Die Verpflichtung zur Durchführung des BEM aus § 167 Abs. 2 SGB IX bedeutet nicht, dass die dort vorgesehene Durchführung des Präventionsverfahrens – resp. dessen Abbruch – der Anordnung einer amtsärztlichen Untersuchung zur Feststellung der endgültigen Dienstunfähigkeit entgegensteht. Mit dieser Untersuchung wird vielmehr erst Klarheit hinsichtlich des Gesundheitszustandes geschaffen. Ziel des „BEM“ ist es dagegen, durch eine geeignete Gesundheitsprävention das Arbeits- bzw. Dienstverhältnis möglichst dauerhaft zu sichern, wenn noch keine endgültige Dienstunfähigkeit gegeben ist. § 167 Abs. 2 SGB IX und das Verfahren zur Klärung der endgültigen Dienstunfähigkeit des Beamten schließen sich gegenseitig also nicht aus.

Wurde ein BEM erfolglos durchgeführt, so liegen aber zumindest genügend Anhaltspunkte für die Rechtmäßigkeit einer Untersuchungsanordnung durch den Dienstvorgesetzetn vor (BVerwG v. 5.6.2014 – 2 C 22.13).

Es besteht bei der Entlassung eines Beamten auf Probe oder auf Widerruf wegen Dienstunfähigkeit nach § 23 Abs. 1 Nr. 3 BeamtStG und bei der Ruhestandsversetzung nach § 26 Abs. 1 BeamtStG kein Ermessensspielraum des Dienstherrn, weshalb hier auch kein „BEM“ vor diesen Maßnahmen durchzuführen ist (BayVGH v. 31.7.2015 – 3 ZB 12.1613). Es existiert zwar die Verpflichtung, ein BEM anzubieten, dessen Durchführung ist aber generell keine Rechtmäßigkeitsvoraussetzung für weitergehende beamtenrechtliche Maßnahmen, wie eine Entlassung oder eine Ruhestandsversetzung (BVerwG v. 5.6.2014 – 2 C 22/13).


Ihr

Dr. Maximilian Baßlsperger


Hinweis:

Eine Zusammenfassung der wichtigsten Punkte zum Betrieblichen Eingliederungsmanagement finden Sie im Lexikon Beamtenrecht unter dem Stichwort:

Betriebliches Eingliederungsmanagement


Anhang:

1. § 80 Abs. 1 Nr. 17 BPersVG

Der Personalrat bestimmt mit, soweit eine gesetzliche oder tarifliche Regelung nicht besteht, über…

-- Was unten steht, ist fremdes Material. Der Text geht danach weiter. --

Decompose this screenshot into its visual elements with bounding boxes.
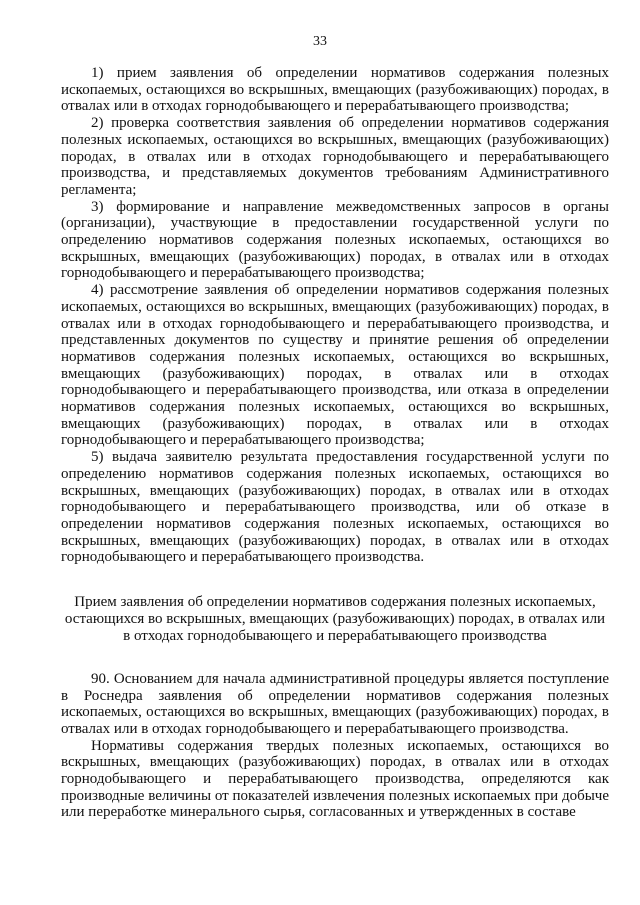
section-heading: [61, 594, 609, 645]
section-heading-line-3: в отходах горнодобывающего и перерабатывающего производства: [123, 627, 547, 644]
procedure-step-5: 5) выдача заявителю результата предоставления государственной услуги по определению нормативов содержания полезных ископаемых, остающихся во вскрышных, вмещающих (разубоживающих) породах, в отвалах или в отходах горнодобывающего и перерабатывающего производства, или об отказе в определении нормативов содержания полезных ископаемых, остающихся во вскрышных, вмещающих (разубоживающих) породах, в отвалах или в отходах горнодобывающего и перерабатывающего производства.: [61, 449, 609, 566]
procedure-step-4: 4) рассмотрение заявления об определении нормативов содержания полезных ископаемых, остающихся во вскрышных, вмещающих (разубоживающих) породах, в отвалах или в отходах горнодобывающего и перерабатывающего производства, и представленных документов по существу и принятие решения об определении нормативов содержания полезных ископаемых, остающихся во вскрышных, вмещающих (разубоживающих) породах, в отвалах или в отходах горнодобывающего и перерабатывающего производства, или отказа в определении нормативов содержания полезных ископаемых, остающихся во вскрышных, вмещающих (разубоживающих) породах, в отвалах или в отходах горнодобывающего и перерабатывающего производства;: [61, 282, 609, 449]
section-heading-line-2: остающихся во вскрышных, вмещающих (разубоживающих) породах, в отвалах или: [64, 611, 606, 627]
paragraph-90: 90. Основанием для начала административной процедуры является поступление в Роснедра заявления об определении нормативов содержания полезных ископаемых, остающихся во вскрышных, вмещающих (разубоживающих) породах, в отвалах или в отходах горнодобывающего и перерабатывающего производства.: [61, 670, 609, 737]
section-heading-line-1: Прием заявления об определении нормативов содержания полезных ископаемых,: [74, 594, 596, 611]
procedure-step-3: 3) формирование и направление межведомственных запросов в органы (организации), участвующие в предоставлении государственной услуги по определению нормативов содержания полезных ископаемых, остающихся во вскрышных, вмещающих (разубоживающих) породах, в отвалах или в отходах горнодобывающего и перерабатывающего производства;: [61, 198, 609, 282]
procedure-step-2: 2) проверка соответствия заявления об определении нормативов содержания полезных ископаемых, остающихся во вскрышных, вмещающих (разубоживающих) породах, в отвалах или в отходах горнодобывающего и перерабатывающего производства, и представляемых документов требованиям Административного регламента;: [61, 115, 609, 198]
page-number: 33: [313, 34, 327, 49]
paragraph-norms: Нормативы содержания твердых полезных ископаемых, остающихся во вскрышных, вмещающих (разубоживающих) породах, в отвалах или в отходах горнодобывающего и перерабатывающего производства, определяются как производные величины от показателей извлечения полезных ископаемых при добыче или переработке минерального сырья, согласованных и утвержденных в составе: [61, 737, 609, 821]
document-body: [61, 65, 609, 821]
procedure-step-1: 1) прием заявления об определении нормативов содержания полезных ископаемых, остающихся во вскрышных, вмещающих (разубоживающих) породах, в отвалах или в отходах горнодобывающего и перерабатывающего производства;: [61, 65, 609, 115]
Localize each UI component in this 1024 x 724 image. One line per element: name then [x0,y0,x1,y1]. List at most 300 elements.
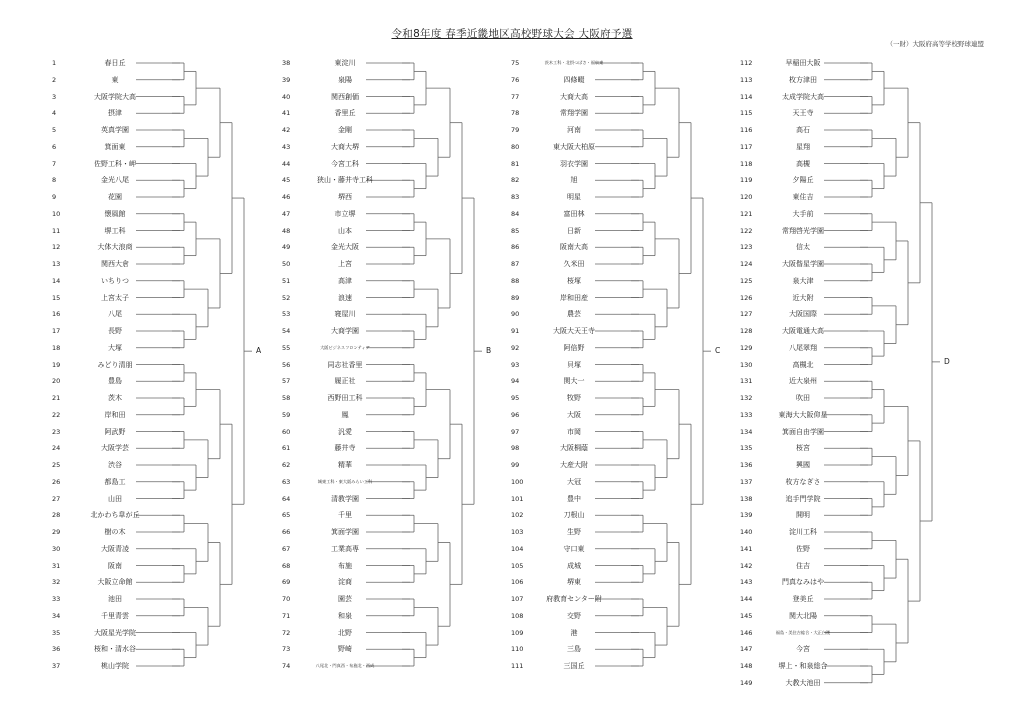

17) Grundsätze des behördlichen oder betrieblichen Gesundheits- und Eingliederungsmanagements,


2. § 167 Abs. 2 SGB IX:

„Sind Beschäftigte innerhalb eines Jahres länger als sechs Wochen ununterbrochen oder wiederholt arbeitsunfähig, klärt der Arbeitgeber mit der zuständigen Interessenvertretung im Sinne des § 176, bei schwerbehinderten Menschen außerdem mit der Schwerbehindertenvertretung, mit Zustimmung und Beteiligung der betroffenen Person die Möglichkeiten, wie die Arbeitsunfähigkeit möglichst überwunden werden und mit welchen Leistungen oder Hilfen erneuter Arbeitsunfähigkeit vorgebeugt und der Arbeitsplatz erhalten werden kann (betriebliches Eingliederungsmanagement). Beschäftigte können zusätzlich eine Vertrauensperson eigener Wahl hinzuziehen. Soweit erforderlich, wird der Werks- oder Betriebsarzt hinzugezogen. Die betroffene Person oder ihr gesetzlicher Vertreter ist zuvor auf die Ziele des betrieblichen Eingliederungsmanagements sowie auf Art und Umfang der hierfür erhobenen und verwendeten Daten hinzuweisen. Kommen Leistungen zur Teilhabe oder begleitende Hilfen im Arbeitsleben in Betracht, werden vom Arbeitgeber die Rehabilitationsträger oder bei schwerbehinderten Beschäftigten das Integrationsamt hinzugezogen. Diese wirken darauf hin, dass die erforderlichen Leistungen oder Hilfen unverzüglich beantragt und innerhalb der Frist des § 14 Absatz 2 Satz 2 erbracht werden. Die zuständige Interessenvertretung im Sinne des § 176, bei schwerbehinderten Menschen außerdem die Schwerbehindertenvertretung, können die Klärung verlangen. Sie wachen darüber, dass der Arbeitgeber die ihm nach dieser Vorschrift obliegenden Verpflichtungen erfüllt.